The results of PCoA and RDA showed that bacterial community compositions of topsoil and rhizosphere under the FS treatment significantly differed from that under the CK, B, and MF treatments. The dominant factors for bacterial community composition were total nitrogen and available phosphorus in the topsoil and rhizosphere, respectively. The main reason for this was that the three eco-friendly fertilizers had diverse effects on soil with long-term chemical fertilizer application, and the utilization rate of fertilizers were different between the topsoil and rhizosphere bacteria.
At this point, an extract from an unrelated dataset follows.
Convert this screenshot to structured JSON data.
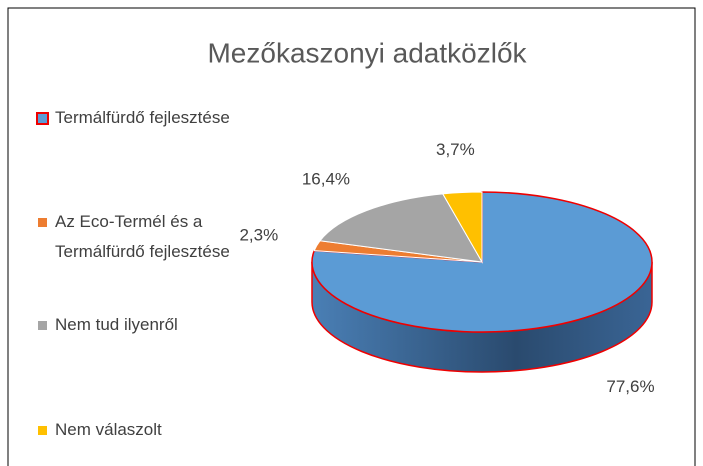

However, RDA showed similar results for CK, B, and MF. The possible reason for this was that the diversity and richness of the bacterial community varied insignificantly between the CK and B as well as MF. Soil nutrients were closely related to bacterial communities, while soil nutrient contents (i.e., TP, TN, AP and OM) showed no significant differences among CK, B, and MF. In addition, the relative abundance of whole bacterial community was also less varied.
5. Conclusions
Cabbage growth characteristics (i.e., plant height, crown width, fruit diameter and yield) were increased in varying degrees under three eco-friendly fertilizers. Soil nutrient contents (i.e., TP, TN, AP and OM) and soil enzyme activities (i.e., UE, SC, AKP, and CAT) responded differently to three fertilizers. The FS treatment significantly enhanced soil nutrient contents between the topsoil and rhizosphere. The Shannon and Ace indexes of the bacterial community under B and MF treatments were significantly higher than that under the FS treatment in both soils, but the absolute bacterial abundance was maximal under the FS treatment in the topsoil and the MF treatment in the rhizosphere. The shifts in the soil bacterial community composition of both soils were closely related to soil biogeochemical properties, especially soil nutrients (soil total N and available phosphorus). Therefore, the application of eco-friendly fertilizer could be considered in fertilization management so as to maximize the quality of soil in supplying crop yield in arid agroecosystems.